Slashdot Mirror

← Back to Stories (view on slashdot.org)

WordPress 2.3 Does Not Spy On Users [UPDATED]

Posted by kdawson on from the if-you-don't-like-it-fork-it dept.

Marilyn Miller writes "Popular open-source blogging engine WordPress has been upgraded to 2.3 — with some unexpected nasties in the mix. As of version 2.3, WordPress now periodically (every 12 hours) sends personally identifying information (blog name & URI) to the mothership, along with an alarming amount of information including $_SERVER dumps, a list of installed plugins, and your current PHP/MySQL settings. Most unfortunately, it does not provide any way of disabling this functionality, and WordPress does not have any privacy policy protecting this information. In a thread about the issue, lead developer Matt Mullenweg defends his actions and staunchly refuses to add an opt-in interface, telling users to 'fork WordPress' if they aren't willing to put up with this behavior." Update: 09/25 17:52 GMT by KD : This article is misleading enough to be called "just wrong." Matt Mullenweg writes: "As mentioned in our release announcement, the update notification sends your blog URL, plugins, and version info when it checks api.wordpress.org for new and compatible updates. It does not include $_SERVER dumps, or any settings beyond version numbers (for checking compatibility), or your blog name, or your credit card number. We do provide a way of disabling this feature; in fact I link to one of the plugins in the release announcement and in my original response to Morty's thread."

3 of 229 comments (clear)

  1. well by stoolpigeon · · Score: 4, Interesting

    one way to disable it is to go into the code and remove the offending portion. couldn't be that hard to do. and once somebody does it and posts instructions, it gets even simpler. no reason to fork the project.
     
    and wordpress isn't that complicated that this is something that no one but the most hard core will do. tons of wordpress users regularly go in and tweak it for their own uses. i haven't moved to this new versions with my site yet - i always wait a bit for things to shake out, and stuff like this is why. when i do upgrade, i'll just fix my install.

    --
    It's hard to believe that's how Micronians are made. Why don't we see it right now by having you both kiss one another?
  2. Pyblosxom by Marcion · · Score: 4, Interesting

    Well if anyone is looking for an alternate upgrade path, I 'upgraded' my blog from Wordpress 2.2 to Pyblosxom and am really enjoying using it:
    - its really light and fast
    - I can edit posts in a text editor rather than a web based interface
    - its in Python and very easy to customise
    - theming far simpler, just rip your HTML template into a header and footer, rather than having to make 12 files with Wordpress.

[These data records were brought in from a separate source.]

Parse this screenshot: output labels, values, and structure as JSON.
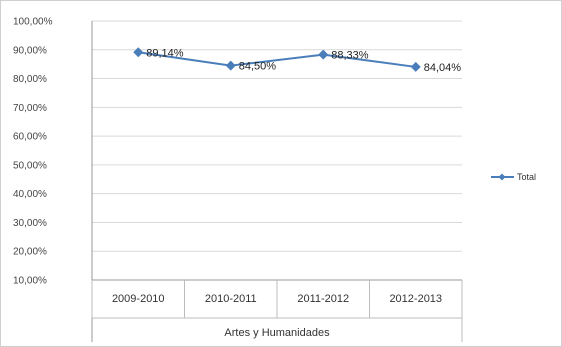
{
  "chart_data": {
    "type": "line",
    "categories": [
      "2009-2010",
      "2010-2011",
      "2011-2012",
      "2012-2013"
    ],
    "group_label": "Artes y Humanidades",
    "series": [
      {
        "name": "Total",
        "values": [
          89.14,
          84.5,
          88.33,
          84.04
        ],
        "labels": [
          "89,14%",
          "84,50%",
          "88,33%",
          "84,04%"
        ],
        "color": "#4a7ebb"
      }
    ],
    "y_ticks": [
      "10,00%",
      "20,00%",
      "30,00%",
      "40,00%",
      "50,00%",
      "60,00%",
      "70,00%",
      "80,00%",
      "90,00%",
      "100,00%"
    ],
    "ylim": [
      10,
      100
    ],
    "grid": true,
    "legend_position": "right"
  }
}
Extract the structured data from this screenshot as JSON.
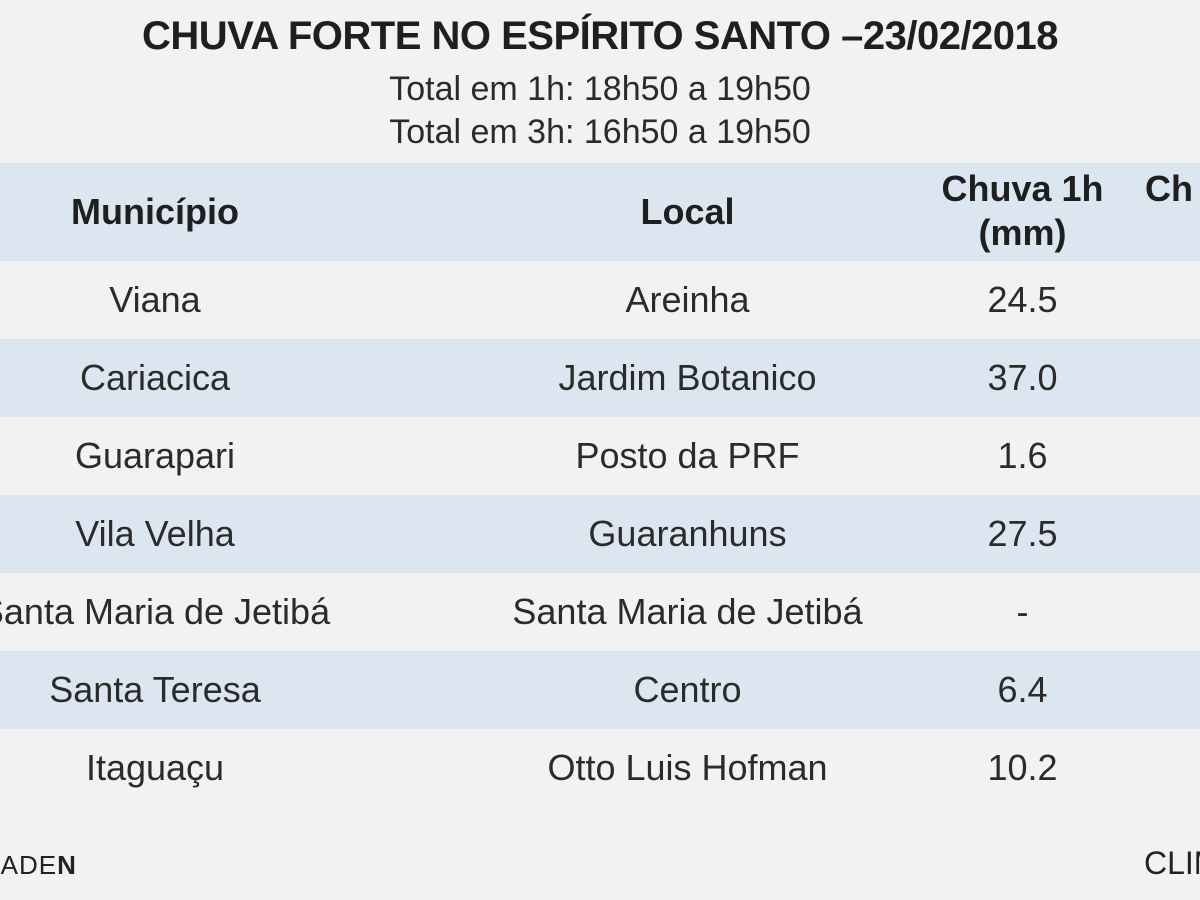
{
  "title": "CHUVA FORTE NO ESPÍRITO SANTO –23/02/2018",
  "subtitle_1h": "Total em 1h: 18h50 a 19h50",
  "subtitle_3h": "Total em 3h: 16h50 a 19h50",
  "table": {
    "headers": {
      "municipio": "Município",
      "local": "Local",
      "chuva_1h": "Chuva 1h (mm)",
      "chuva_3h_partial": "Ch"
    },
    "rows": [
      {
        "municipio": "Viana",
        "local": "Areinha",
        "chuva_1h": "24.5"
      },
      {
        "municipio": "Cariacica",
        "local": "Jardim Botanico",
        "chuva_1h": "37.0"
      },
      {
        "municipio": "Guarapari",
        "local": "Posto da PRF",
        "chuva_1h": "1.6"
      },
      {
        "municipio": "Vila Velha",
        "local": "Guaranhuns",
        "chuva_1h": "27.5"
      },
      {
        "municipio": "Santa Maria de Jetibá",
        "local": "Santa Maria de Jetibá",
        "chuva_1h": "-"
      },
      {
        "municipio": "Santa Teresa",
        "local": "Centro",
        "chuva_1h": "6.4"
      },
      {
        "municipio": "Itaguaçu",
        "local": "Otto Luis Hofman",
        "chuva_1h": "10.2"
      }
    ]
  },
  "footer": {
    "left_prefix": "MADE",
    "left_bold": "N",
    "right": "CLIM"
  },
  "colors": {
    "header_band": "#dce6f1",
    "stripe": "#dce6f1",
    "background": "#f2f2f2"
  }
}
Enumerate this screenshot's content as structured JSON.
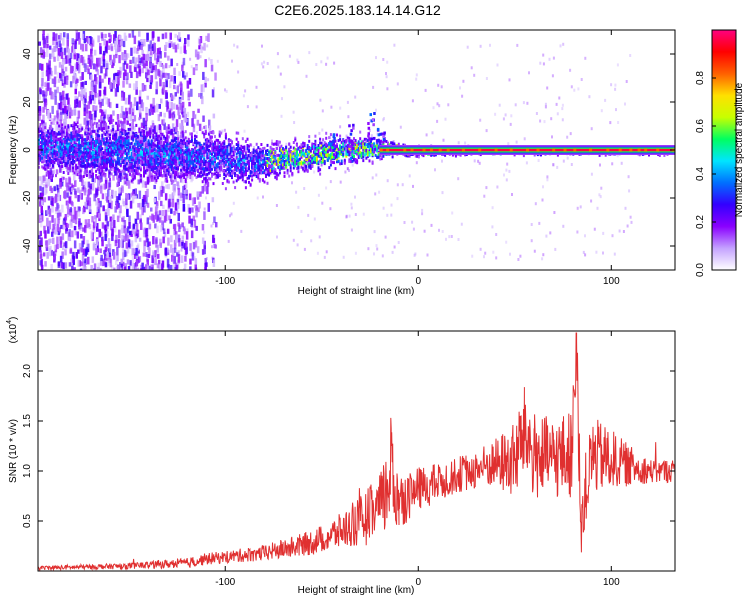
{
  "title": "C2E6.2025.183.14.14.G12",
  "chart_data": [
    {
      "type": "heatmap",
      "xlabel": "Height of straight line (km)",
      "ylabel": "Frequency (Hz)",
      "xlim": [
        -197,
        133
      ],
      "ylim": [
        -50,
        50
      ],
      "x_ticks": [
        -100,
        0,
        100
      ],
      "y_ticks": [
        -40,
        -20,
        0,
        20,
        40
      ],
      "colorbar": {
        "label": "Normalized spectral amplitude",
        "range": [
          0,
          1
        ],
        "ticks": [
          "0.0",
          "0.2",
          "0.4",
          "0.6",
          "0.8"
        ],
        "colors": [
          "#ffffff",
          "#c4a2ff",
          "#8a00ff",
          "#3300ff",
          "#0070ff",
          "#00e5ff",
          "#00ff60",
          "#c8ff00",
          "#ffe000",
          "#ff6000",
          "#ff0000",
          "#ff0080"
        ]
      },
      "features": {
        "scatter_region_x": [
          -197,
          -120
        ],
        "central_band": [
          {
            "x": -190,
            "y": 2,
            "width": 14
          },
          {
            "x": -150,
            "y": 0,
            "width": 16
          },
          {
            "x": -120,
            "y": -2,
            "width": 14
          },
          {
            "x": -100,
            "y": -3,
            "width": 14
          },
          {
            "x": -85,
            "y": -5,
            "width": 12
          },
          {
            "x": -70,
            "y": -3,
            "width": 10
          },
          {
            "x": -50,
            "y": -1,
            "width": 9
          },
          {
            "x": -30,
            "y": 1,
            "width": 8
          },
          {
            "x": -15,
            "y": 1,
            "width": 5
          },
          {
            "x": 0,
            "y": 0,
            "width": 3
          },
          {
            "x": 50,
            "y": 0,
            "width": 2
          },
          {
            "x": 100,
            "y": 0,
            "width": 2
          },
          {
            "x": 133,
            "y": 0,
            "width": 2
          }
        ],
        "dominant_line": {
          "x_from": -20,
          "x_to": 133,
          "y": 0,
          "amplitude": 0.95
        },
        "spikes": [
          {
            "x": -45,
            "y": 8
          },
          {
            "x": -35,
            "y": 11
          },
          {
            "x": -25,
            "y": 16
          },
          {
            "x": -20,
            "y": 10
          }
        ]
      }
    },
    {
      "type": "line",
      "xlabel": "Height of straight line (km)",
      "ylabel": "SNR (10 * v/v)",
      "yscale_note": "(x10",
      "yscale_exp": "4",
      "xlim": [
        -197,
        133
      ],
      "ylim": [
        0,
        2.4
      ],
      "x_ticks": [
        -100,
        0,
        100
      ],
      "y_ticks": [
        "0.5",
        "1.0",
        "1.5",
        "2.0"
      ],
      "line_color": "#e03030",
      "series": [
        {
          "x": [
            -197,
            -150,
            -120,
            -110,
            -100,
            -90,
            -80,
            -70,
            -60,
            -50,
            -40,
            -30,
            -20,
            -15,
            -14,
            -12,
            -10,
            -5,
            0,
            10,
            20,
            30,
            40,
            50,
            55,
            60,
            70,
            80,
            82,
            84,
            90,
            100,
            110,
            120,
            133
          ],
          "values": [
            0.03,
            0.05,
            0.08,
            0.12,
            0.14,
            0.16,
            0.18,
            0.22,
            0.26,
            0.32,
            0.4,
            0.5,
            0.62,
            0.85,
            1.25,
            0.75,
            0.7,
            0.75,
            0.82,
            0.88,
            0.96,
            1.02,
            1.08,
            1.1,
            1.4,
            1.15,
            1.12,
            1.18,
            2.3,
            0.5,
            1.15,
            1.12,
            1.05,
            1.0,
            1.0
          ],
          "noise": [
            0.02,
            0.03,
            0.05,
            0.06,
            0.06,
            0.07,
            0.08,
            0.1,
            0.12,
            0.14,
            0.18,
            0.25,
            0.35,
            0.45,
            0.4,
            0.35,
            0.3,
            0.25,
            0.22,
            0.2,
            0.18,
            0.2,
            0.25,
            0.4,
            0.45,
            0.45,
            0.4,
            0.45,
            0.5,
            0.4,
            0.4,
            0.3,
            0.2,
            0.12,
            0.12
          ]
        }
      ]
    }
  ]
}
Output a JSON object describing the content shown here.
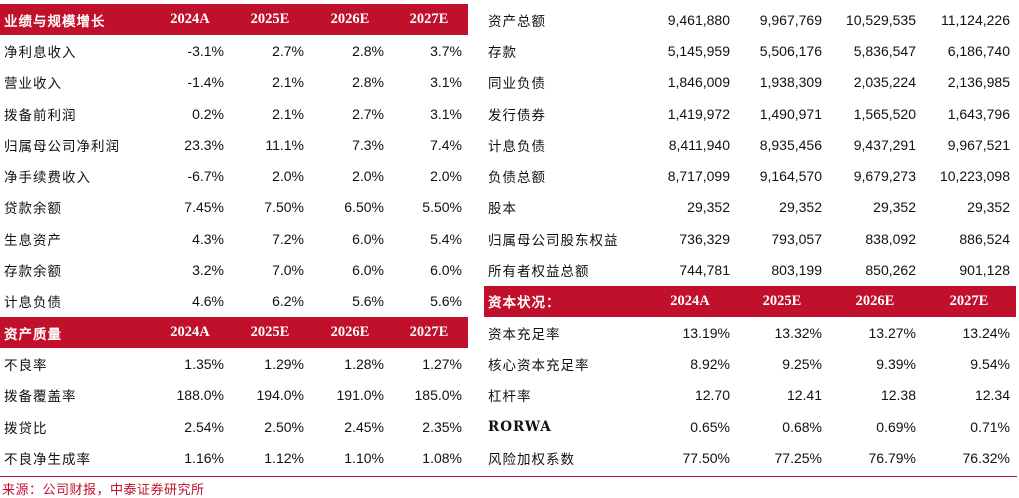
{
  "left": {
    "sections": [
      {
        "header": [
          "业绩与规模增长",
          "2024A",
          "2025E",
          "2026E",
          "2027E"
        ],
        "rows": [
          [
            "净利息收入",
            "-3.1%",
            "2.7%",
            "2.8%",
            "3.7%"
          ],
          [
            "营业收入",
            "-1.4%",
            "2.1%",
            "2.8%",
            "3.1%"
          ],
          [
            "拨备前利润",
            "0.2%",
            "2.1%",
            "2.7%",
            "3.1%"
          ],
          [
            "归属母公司净利润",
            "23.3%",
            "11.1%",
            "7.3%",
            "7.4%"
          ],
          [
            "净手续费收入",
            "-6.7%",
            "2.0%",
            "2.0%",
            "2.0%"
          ],
          [
            "贷款余额",
            "7.45%",
            "7.50%",
            "6.50%",
            "5.50%"
          ],
          [
            "生息资产",
            "4.3%",
            "7.2%",
            "6.0%",
            "5.4%"
          ],
          [
            "存款余额",
            "3.2%",
            "7.0%",
            "6.0%",
            "6.0%"
          ],
          [
            "计息负债",
            "4.6%",
            "6.2%",
            "5.6%",
            "5.6%"
          ]
        ]
      },
      {
        "header": [
          "资产质量",
          "2024A",
          "2025E",
          "2026E",
          "2027E"
        ],
        "rows": [
          [
            "不良率",
            "1.35%",
            "1.29%",
            "1.28%",
            "1.27%"
          ],
          [
            "拨备覆盖率",
            "188.0%",
            "194.0%",
            "191.0%",
            "185.0%"
          ],
          [
            "拨贷比",
            "2.54%",
            "2.50%",
            "2.45%",
            "2.35%"
          ],
          [
            "不良净生成率",
            "1.16%",
            "1.12%",
            "1.10%",
            "1.08%"
          ]
        ]
      }
    ]
  },
  "right": {
    "balance_rows": [
      [
        "资产总额",
        "9,461,880",
        "9,967,769",
        "10,529,535",
        "11,124,226"
      ],
      [
        "存款",
        "5,145,959",
        "5,506,176",
        "5,836,547",
        "6,186,740"
      ],
      [
        "同业负债",
        "1,846,009",
        "1,938,309",
        "2,035,224",
        "2,136,985"
      ],
      [
        "发行债券",
        "1,419,972",
        "1,490,971",
        "1,565,520",
        "1,643,796"
      ],
      [
        "计息负债",
        "8,411,940",
        "8,935,456",
        "9,437,291",
        "9,967,521"
      ],
      [
        "负债总额",
        "8,717,099",
        "9,164,570",
        "9,679,273",
        "10,223,098"
      ],
      [
        "股本",
        "29,352",
        "29,352",
        "29,352",
        "29,352"
      ],
      [
        "归属母公司股东权益",
        "736,329",
        "793,057",
        "838,092",
        "886,524"
      ],
      [
        "所有者权益总额",
        "744,781",
        "803,199",
        "850,262",
        "901,128"
      ]
    ],
    "capital_header": [
      "资本状况：",
      "2024A",
      "2025E",
      "2026E",
      "2027E"
    ],
    "capital_rows": [
      [
        "资本充足率",
        "13.19%",
        "13.32%",
        "13.27%",
        "13.24%"
      ],
      [
        "核心资本充足率",
        "8.92%",
        "9.25%",
        "9.39%",
        "9.54%"
      ],
      [
        "杠杆率",
        "12.70",
        "12.41",
        "12.38",
        "12.34"
      ],
      [
        "RORWA",
        "0.65%",
        "0.68%",
        "0.69%",
        "0.71%"
      ],
      [
        "风险加权系数",
        "77.50%",
        "77.25%",
        "76.79%",
        "76.32%"
      ]
    ]
  },
  "footer": {
    "source": "来源：公司财报，中泰证券研究所"
  },
  "colors": {
    "header_bg": "#c0102c",
    "header_text": "#ffffff",
    "source_text": "#c0102c"
  }
}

    Plug over... Move along...

    --
    My little Linux and tech blog
  3. Alternatives, in that case? by Spy+der+Mann · · Score: 4, Interesting
    Wow - to think that such a popular blogging engine is so flawed...

    Anyway, i googled and found this link:

    http://www.mitchelaneous.com/2007/09/19/9-wordpress-alternatives/

    9 WordPress Alternatives

    September 19, 2007 at 7:16 am Web Development

    No doubt that WordPress is the king of the hill when it comes to content management these days. It seems like in a lot of people's eyes they can do no wrong. There have to a few other choices out there though right?

    Now don't get me wrong, I am totally happy with Wordpress - but, there are several cool alternatives that might be worth checking out for your next web project.

    Drupal - Drupal is a little more of a WordPress on steroids. Lots of goodies and better membership system in place too.

    AJAXPress - A little buggy by looking at the demo but will become a better idea once it has had more time to get polished.

    Textpattern - Flexable and open source blogging solution - much of the same WordPress look and feel.

    Serendipity - This is a PHP-powered weblog application which gives the user an easy way to maintain a weblog or even a complete homepage.

    Joomla - Like Drupal, might be too feature rich for the casual blogging fan - but a good engine for in depth web sites or basic blogs.

    b2evolution - An old one, but still a good one - and can hold it's own weight still with the other selections out there.

    Simplog - Simple, yet powerful - the name says it all here. You want basics without the fluff - go with Simplog.

    Wikiblog - This one tries to mix the blogging and wiki sides of things into an interesting mashup of content creation.

    Sblog - Another one similar to WordPress, looks like it is playing catchup too. Once it gets there though, might be worthy competition.

    There you have it - nine other tools you can use to get your content published and your articles out there to the world. Have one I missed?


    Now, my question is - how secure are they for you, sethawoolley? Which one would you choose?